Joe Lewis, frontman for the grunge-y classic soul and punked-up R&B band Black Joe Lewis & the Honeybears, has come a long way from the days when he worked at an Austin pawn shop. Though he doesn’t look back fondly on the gig, he admits it gave him the opportunity to learn to play guitar.
“My boss — and I hated him so bad — was like the comic book store owner on The Simpsons
,” he says in a recent phone interview from his Austin home. “He looked like him and talked like him. He was into guns and hardcore conservative. We hated each other, so I would kill time playing with the merchandise. I picked up one day and that’s how that went. I was making up weird stuff on my own. As far as knowing where everything is on the guitar and exactly how to play, I’m not like that. I see guys who play with their eyes closed, and I still can’t do that shit. The more I got into, the less I practiced. I would play it all the time when I first got it. It was easy to get the gist of it. I never took any lessons either so that was the other thing. It wasn’t that bad.”
Initially, Lewis formed Black Joe Lewis and the Cool Breeze.
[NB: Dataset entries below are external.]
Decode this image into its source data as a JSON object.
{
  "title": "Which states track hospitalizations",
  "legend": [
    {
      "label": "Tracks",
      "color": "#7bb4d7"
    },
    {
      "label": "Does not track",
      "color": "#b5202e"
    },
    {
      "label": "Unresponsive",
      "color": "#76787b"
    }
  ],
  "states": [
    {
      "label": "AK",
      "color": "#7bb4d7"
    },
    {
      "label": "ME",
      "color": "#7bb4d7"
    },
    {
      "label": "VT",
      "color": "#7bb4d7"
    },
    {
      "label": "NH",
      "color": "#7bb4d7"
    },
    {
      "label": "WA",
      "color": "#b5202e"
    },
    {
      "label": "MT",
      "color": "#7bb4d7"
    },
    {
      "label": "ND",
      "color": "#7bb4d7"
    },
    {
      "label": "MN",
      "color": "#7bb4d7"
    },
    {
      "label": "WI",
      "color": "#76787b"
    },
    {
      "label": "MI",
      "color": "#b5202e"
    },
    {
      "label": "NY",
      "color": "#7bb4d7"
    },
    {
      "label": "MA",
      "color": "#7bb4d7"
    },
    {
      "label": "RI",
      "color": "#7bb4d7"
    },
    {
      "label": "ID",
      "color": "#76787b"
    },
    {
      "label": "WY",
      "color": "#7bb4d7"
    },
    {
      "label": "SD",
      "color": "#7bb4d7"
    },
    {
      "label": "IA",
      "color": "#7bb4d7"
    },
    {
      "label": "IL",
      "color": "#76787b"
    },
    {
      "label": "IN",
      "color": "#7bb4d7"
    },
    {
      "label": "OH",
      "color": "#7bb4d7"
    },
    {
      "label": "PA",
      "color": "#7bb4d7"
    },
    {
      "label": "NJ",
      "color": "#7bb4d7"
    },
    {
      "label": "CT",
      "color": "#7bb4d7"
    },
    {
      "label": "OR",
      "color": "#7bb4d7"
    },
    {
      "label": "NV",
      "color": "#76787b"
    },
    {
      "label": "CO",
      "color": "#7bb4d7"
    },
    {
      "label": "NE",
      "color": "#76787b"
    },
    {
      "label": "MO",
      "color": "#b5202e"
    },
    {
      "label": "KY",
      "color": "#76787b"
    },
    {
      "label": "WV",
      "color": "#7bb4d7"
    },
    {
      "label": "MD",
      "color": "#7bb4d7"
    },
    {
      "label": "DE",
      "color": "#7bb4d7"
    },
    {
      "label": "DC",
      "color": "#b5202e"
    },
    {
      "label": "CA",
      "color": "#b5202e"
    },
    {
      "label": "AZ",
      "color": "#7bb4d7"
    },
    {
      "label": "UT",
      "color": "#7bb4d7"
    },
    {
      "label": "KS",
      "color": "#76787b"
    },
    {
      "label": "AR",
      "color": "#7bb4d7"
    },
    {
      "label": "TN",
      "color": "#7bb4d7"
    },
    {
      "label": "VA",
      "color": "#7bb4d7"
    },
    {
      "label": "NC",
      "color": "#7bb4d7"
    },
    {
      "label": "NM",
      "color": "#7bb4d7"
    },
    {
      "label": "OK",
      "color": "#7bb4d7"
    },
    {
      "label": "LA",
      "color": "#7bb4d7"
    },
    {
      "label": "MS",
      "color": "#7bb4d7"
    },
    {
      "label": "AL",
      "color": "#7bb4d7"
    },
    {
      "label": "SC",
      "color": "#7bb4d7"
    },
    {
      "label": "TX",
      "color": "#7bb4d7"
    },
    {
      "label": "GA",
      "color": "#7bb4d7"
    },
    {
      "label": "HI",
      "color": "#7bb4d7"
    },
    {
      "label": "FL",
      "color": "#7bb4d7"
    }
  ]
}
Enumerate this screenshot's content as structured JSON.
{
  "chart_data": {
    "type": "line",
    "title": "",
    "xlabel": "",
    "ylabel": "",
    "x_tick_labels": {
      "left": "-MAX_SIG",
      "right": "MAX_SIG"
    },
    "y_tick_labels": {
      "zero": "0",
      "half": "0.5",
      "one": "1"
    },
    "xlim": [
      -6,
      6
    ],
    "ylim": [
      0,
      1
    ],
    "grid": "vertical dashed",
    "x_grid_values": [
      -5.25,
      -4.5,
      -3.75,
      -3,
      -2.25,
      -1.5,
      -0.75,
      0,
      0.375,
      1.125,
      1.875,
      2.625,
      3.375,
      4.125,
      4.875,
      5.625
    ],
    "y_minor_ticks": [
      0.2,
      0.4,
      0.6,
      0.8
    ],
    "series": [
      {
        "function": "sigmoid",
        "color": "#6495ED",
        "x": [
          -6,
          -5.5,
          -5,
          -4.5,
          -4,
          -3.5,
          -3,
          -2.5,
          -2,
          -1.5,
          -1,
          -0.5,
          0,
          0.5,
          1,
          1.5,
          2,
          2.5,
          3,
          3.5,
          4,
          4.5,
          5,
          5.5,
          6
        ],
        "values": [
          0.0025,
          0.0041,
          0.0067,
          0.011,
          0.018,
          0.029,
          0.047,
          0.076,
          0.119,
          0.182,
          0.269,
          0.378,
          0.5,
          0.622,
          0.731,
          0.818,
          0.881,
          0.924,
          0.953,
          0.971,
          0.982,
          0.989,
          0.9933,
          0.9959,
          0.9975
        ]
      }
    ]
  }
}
That band issued its debut back in 2005 and generated a bit of a buzz in Austin.
“We had somewhat of a following from that,” Lewis admits. “Then, we put the [Honeybears] lineup together, and it took off pretty quick.”
The band received enough acclaim for its 2007 debut that the esteemed alt-country imprint Lost Highway signed the group.
“They were cool,” Lewis says when asked about the time he spent on the label. “They were really nice for us. They put a lot into it. I don’t know if they got out of it what they wanted. We got picked up right after we started. We were pretty new at it back then. We got on the national front and were still learning.”
The group’s latest album, Backlash
, represents a return to its grungier roots. The band has never sounded better and lays down a good groove on the album’s first single, the horn-driven “PTP.” Barcelona-based illustrator Roger Haus directed the accompanying music video. Lewis says some of the Backlash
songs started to come together about a year ago.
“There was a batch that have been sitting around for a year and a half,” he says. “We didn’t finish it back then because we didn’t like everything we had. We wanted to do everything right on this one. I went through a break up a couple of years ago, and some of the songs are about that, and the Ferguson [Missouri] stuff was going on when I was writing.”
“Nature’s Natural,” a song that features a brittle blues guitar riff and woozy horns, also addresses social injustice. "There's a fire burning in the ghetto," Lewis croons.
“I was just pissed off when I saw that cops were stomping people out like nothing,” says Lewis. “I was pissed off and that just came to me really fast. When I was younger and I was writing, everything came fast. Now, the more I write, the more thought I put into it and the harder it is. That’s one of the few that came to me really quick.”
Lewis recorded the album at Big Orange Studios in Austin with producer Stuart Sikes; he says the relaxed atmosphere enabled him to write and record without any significant pressure.
“It’s not like the fanciest studio,” he says. “As long as the guy recording you is good, and you have decent equipment, that’s all you need. You go to these fancy places, and you can’t smoke pot, and they don’t want you set your beer on anything. Fuck that. I don’t like that. It’s about who’s working the board and engineering. If you got that going on, you can get a good sounding record from just about anywhere.”
Lewis says Chic guitarist Nile Rodgers inspired his approach on the album.
“My dad is from that era,” he says. “I always liked [Rodgers’] shit. A couple of years ago, when I moved back to Texas, I picked up some Sister Sledge and Chic records. There’s a movie called Alphabet City
that he did the soundtrack to and that made me want to buy more of his shit. When you’re a kid, you don’t take your parents' music seriously. It’s when you reach an older age that you get it. I get it now. [Chic bassist] Bernard Edwards is amazing too. His bass playing is great. It’s like they're a duo. I kind of want to do that — find a hot chick and play disco.”
The band’s been going for a decade now and though the lineup has changed considerably, Lewis says the group has stabilized.
“It’s rough,” he says. “It’s how I make my living. I dropped out of high school, so it’s all I got. It’s been a lot of people in and out and I’ve had people leave the band and try to sue me. It’s always something. Now, I like the group I have around me right now. I don’t trust a lot of people anymore. I’m excited about the album. I like it a lot. We’ve self-released the album, so I don’t have a label fucking with me. Everything is on me and if anything goes wrong, I have to look to myself.”
Black Joe Lewis & the Honeybears, Dams of the West, 9 p.m. Thursday, March 2, Grog Shop, 2785 Euclid Heights Blvd., Cleveland Heights, 216-321-5588. Tickets: $15 ADV, $18 DOS, grogshop.gs.